Many providers now automatically collect information on when and where a TV spot was broadcast and connect this information with the program’s media data. This gives the impression of knowing who might have received the advertising messages. But especially in performance marketing, it is about more than this – it is about producing a measurable (re)action. And this is what separates the wheat from the chaff. The procedures that measure the effect of TV advertising often do not include more than a simple baseline correction. Here the traffic on the website is divided into two components. Methods such as averaging or time interval comparisons are used to determine how many visitors were actually expected in a specific time interval (so-called baseline).

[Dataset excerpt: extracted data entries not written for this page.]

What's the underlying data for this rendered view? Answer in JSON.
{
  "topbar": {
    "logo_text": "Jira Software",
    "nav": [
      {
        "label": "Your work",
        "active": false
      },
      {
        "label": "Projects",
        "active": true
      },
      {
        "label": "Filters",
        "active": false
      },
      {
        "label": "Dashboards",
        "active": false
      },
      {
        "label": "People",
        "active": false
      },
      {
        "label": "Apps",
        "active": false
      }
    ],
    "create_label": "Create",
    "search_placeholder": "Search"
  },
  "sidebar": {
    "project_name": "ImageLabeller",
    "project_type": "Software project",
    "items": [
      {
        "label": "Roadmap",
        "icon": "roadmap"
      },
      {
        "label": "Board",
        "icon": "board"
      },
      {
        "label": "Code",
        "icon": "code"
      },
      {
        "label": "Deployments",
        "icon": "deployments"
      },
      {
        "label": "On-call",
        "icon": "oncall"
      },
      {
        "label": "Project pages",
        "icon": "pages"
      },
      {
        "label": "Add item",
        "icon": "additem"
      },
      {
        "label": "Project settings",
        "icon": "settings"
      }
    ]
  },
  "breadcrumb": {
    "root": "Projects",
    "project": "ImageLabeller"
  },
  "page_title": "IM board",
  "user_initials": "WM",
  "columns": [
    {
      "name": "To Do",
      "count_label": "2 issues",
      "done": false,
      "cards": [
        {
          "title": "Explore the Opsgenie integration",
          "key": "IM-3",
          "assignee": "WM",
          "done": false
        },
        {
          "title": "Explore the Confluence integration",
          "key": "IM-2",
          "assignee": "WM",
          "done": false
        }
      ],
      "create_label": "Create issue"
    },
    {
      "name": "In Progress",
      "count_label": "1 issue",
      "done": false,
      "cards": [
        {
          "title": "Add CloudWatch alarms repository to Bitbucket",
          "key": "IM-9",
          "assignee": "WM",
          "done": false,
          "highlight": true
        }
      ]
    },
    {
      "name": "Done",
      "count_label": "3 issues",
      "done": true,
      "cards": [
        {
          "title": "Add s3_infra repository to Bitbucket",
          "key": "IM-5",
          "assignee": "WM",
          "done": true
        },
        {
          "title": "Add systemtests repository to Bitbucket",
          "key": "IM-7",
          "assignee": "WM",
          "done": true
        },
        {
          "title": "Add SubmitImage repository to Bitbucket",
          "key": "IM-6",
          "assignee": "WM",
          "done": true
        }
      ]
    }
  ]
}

The difference between this and the actual number of visitors is then attributed to a TV spot broadcast at just this time. If one looks at the data more closely, one quickly discovers that this method adequately describes a number of simple cases but often fails to take into account the complexities inherent in practice.
Our flexible, mathematics-based approach aims to achieve much more. It also performs reliably when …
- the traffic on a website fluctuates significantly,
- the impact on the number of visitors to the website is small, or
- the advertising weight is heavier causing the windows of impact of the TV spots to overlap.
The procedure integrates seamlessly into online attribution, thus enabling companies to analyze and, most importantly, optimize the impact of TV spots in their accustomed environment.
Such an analysis requires data on the actual broadcasting times of the spots (ideally including the reach of the program positions). Tracking data is also needed in order to measure online traffic. In addition, this data can be enriched with budget data so as to make inferences about the cost-benefit relationship.
We first identify in which online channels (SEO, direct, etc.) the TV spots generate traffic. The analysis begins by modeling the so-called unbiased baseline, that is, pure online traffic without the traffic generated by TV advertising. The model used here forecasts the traffic for each relevant online marketing channel while taking into account all relevant factors. We can then derive the TV impact from this model. As long as the model has a high level of validity, it is possible to achieve a substantially higher accuracy. This means the procedure can also detect a comparatively weak TV impact (e.g., when measuring broadcasts during off-peak times or on special interest channels). The next step – which is also model-driven – involves filtering out the impact of the TV spots with overlapping windows of impact. Here we typically achieve a model validity of 70 to 80 percent (coefficient of determination: R²), so you can rely on the results. The analysis produces, in the end, data at a level of granularity that enables you to make connections between traffic (for each online marketing channel) and each spot broadcast.
In contrast to commonly used baseline correction methods, our procedure takes into account the complex reality of TV impact and also produces reliable results when there is heavy advertising weight. The high level of quality and our clients’ positive experiences justify the extra effort and expense.
After all, it’s ultimately about measuring the success of TV advertising as precisely as possible. You’re able to see which spots work best on which channels and in which time slots. This often reveals where substantial improvements can be made. Particularly in cases where specialized or niche products and/or services are being advertised, the analysis often identifies time slots where the audience has a great deal in common with your target group. And such information is worth its weight in gold: It provides the basis for optimizing your media plan while also enabling you to allocate your TV budget more effectively and efficiently.